Il culto della dea Vesta, presente nella mitologia greca col nome di Estia, la divinità del focolare domestico, dea della casa e della patria, fu introdotto in Italia, secondo la leggenda, da Enea.
Il suo culto consisteva principalmente nel mantenere acceso il fuoco sacro alla dea, il quale aveva un carattere simbolico.
Vestali si chiamavano le sue sacerdotesse, che lo dovevano perennemente tenere acceso.
Prescelte con sorteggio, all’atto della consacrazione, facevano dono della loro chioma alla Dea.

Tra i sei ed i dieci anni entravano nel collegio sacerdotale addetto al tempio della dea, e vi dovevano rimanere per trent’anni. Facevano solenne voto di castità e di non lasciare mai senza fuoco il sacro focolare, che era il simbolo della potenza romana. Per dieci anni servivano come novizie, per altri dieci come ministre del culto e per gli ultimi dieci come maestre delle novizie.
Le Vestali godevano di numerosi privilegi, fra i quali il non dover sottostare alla patria potestas. Occupavano posti distinti nelle cerimonie pubbliche e nelle riunioni solenni; potevano salvare dalla pena di morte i condannati che avessero incontrato mentre venivano condotti al supplizio; alla loro morte, venivano sepolte all’interno delle mura della città, un privilegio raramente concesso.

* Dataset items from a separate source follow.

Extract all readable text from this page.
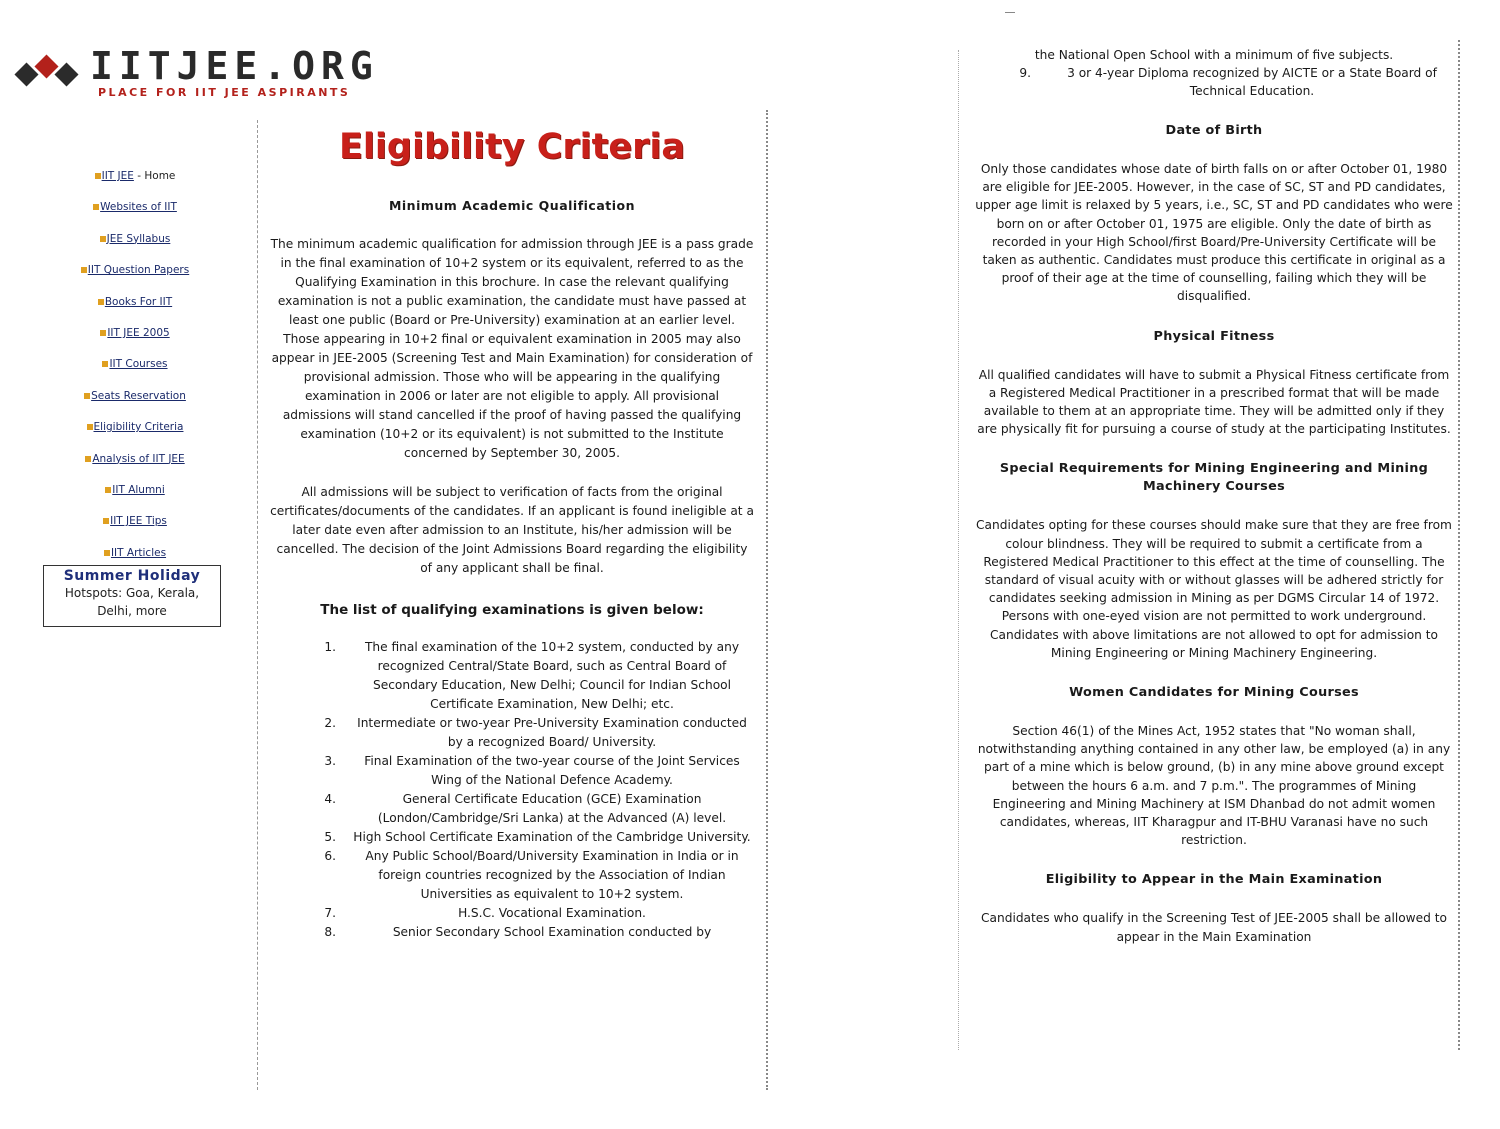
IITJEE.ORG
PLACE FOR IIT JEE ASPIRANTS
IIT JEE - Home
Websites of IIT
JEE Syllabus
IIT Question Papers
Books For IIT
IIT JEE 2005
IIT Courses
Seats Reservation
Eligibility Criteria
Analysis of IIT JEE
IIT Alumni
IIT JEE Tips
IIT Articles
Summer Holiday
Hotspots: Goa, Kerala,
Delhi, more
Eligibility Criteria
Minimum Academic Qualification

The minimum academic qualification for admission through JEE is a pass grade in the final examination of 10+2 system or its equivalent, referred to as the Qualifying Examination in this brochure. In case the relevant qualifying examination is not a public examination, the candidate must have passed at least one public (Board or Pre-University) examination at an earlier level. Those appearing in 10+2 final or equivalent examination in 2005 may also appear in JEE-2005 (Screening Test and Main Examination) for consideration of provisional admission. Those who will be appearing in the qualifying examination in 2006 or later are not eligible to apply. All provisional admissions will stand cancelled if the proof of having passed the qualifying examination (10+2 or its equivalent) is not submitted to the Institute concerned by September 30, 2005.

All admissions will be subject to verification of facts from the original certificates/documents of the candidates. If an applicant is found ineligible at a later date even after admission to an Institute, his/her admission will be cancelled. The decision of the Joint Admissions Board regarding the eligibility of any applicant shall be final.

The list of qualifying examinations is given below:
1.	The final examination of the 10+2 system, conducted by any recognized Central/State Board, such as Central Board of Secondary Education, New Delhi; Council for Indian School Certificate Examination, New Delhi; etc.
2.	Intermediate or two-year Pre-University Examination conducted by a recognized Board/ University.
3.	Final Examination of the two-year course of the Joint Services Wing of the National Defence Academy.
4.	General Certificate Education (GCE) Examination (London/Cambridge/Sri Lanka) at the Advanced (A) level.
5.	High School Certificate Examination of the Cambridge University.
6.	Any Public School/Board/University Examination in India or in foreign countries recognized by the Association of Indian Universities as equivalent to 10+2 system.
7.	H.S.C. Vocational Examination.
8.	Senior Secondary School Examination conducted by

the National Open School with a minimum of five subjects.

9.	3 or 4-year Diploma recognized by AICTE or a State Board of Technical Education.
Date of Birth

Only those candidates whose date of birth falls on or after October 01, 1980 are eligible for JEE-2005. However, in the case of SC, ST and PD candidates, upper age limit is relaxed by 5 years, i.e., SC, ST and PD candidates who were born on or after October 01, 1975 are eligible. Only the date of birth as recorded in your High School/first Board/Pre-University Certificate will be taken as authentic. Candidates must produce this certificate in original as a proof of their age at the time of counselling, failing which they will be disqualified.

Physical Fitness

All qualified candidates will have to submit a Physical Fitness certificate from a Registered Medical Practitioner in a prescribed format that will be made available to them at an appropriate time. They will be admitted only if they are physically fit for pursuing a course of study at the participating Institutes.

Special Requirements for Mining Engineering and Mining Machinery Courses

Candidates opting for these courses should make sure that they are free from colour blindness. They will be required to submit a certificate from a Registered Medical Practitioner to this effect at the time of counselling. The standard of visual acuity with or without glasses will be adhered strictly for candidates seeking admission in Mining as per DGMS Circular 14 of 1972. Persons with one-eyed vision are not permitted to work underground. Candidates with above limitations are not allowed to opt for admission to Mining Engineering or Mining Machinery Engineering.

Women Candidates for Mining Courses

Section 46(1) of the Mines Act, 1952 states that "No woman shall, notwithstanding anything contained in any other law, be employed (a) in any part of a mine which is below ground, (b) in any mine above ground except between the hours 6 a.m. and 7 p.m.". The programmes of Mining Engineering and Mining Machinery at ISM Dhanbad do not admit women candidates, whereas, IIT Kharagpur and IT-BHU Varanasi have no such restriction.

Eligibility to Appear in the Main Examination

Candidates who qualify in the Screening Test of JEE-2005 shall be allowed to appear in the Main Examination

Le Vestali conducevano una vita agiata, possibile grazie alle elargizioni private ed ai lasciti testamentari. Anche molti imperatori lasciarono consistenti ricchezze all’ordine delle Vestali. Esse provvedevano inoltre ad aiutare i poveri ed i bisognosi, cosicché per Roma non girassero mendicanti. La vestale colpevole dell’estinzione del fuoco sacro veniva frustata dal Pontifex maximus, oppure, se violava il voto di castità, veniva sepolta viva nel campus sceleratus perché il suo sangue non poteva essere versato; il suo complice era punito con la morte per fustigazione. Compiuto il trentesimo anno di sacerdozio, potevano ritornare alle proprie famiglie e sposarsi.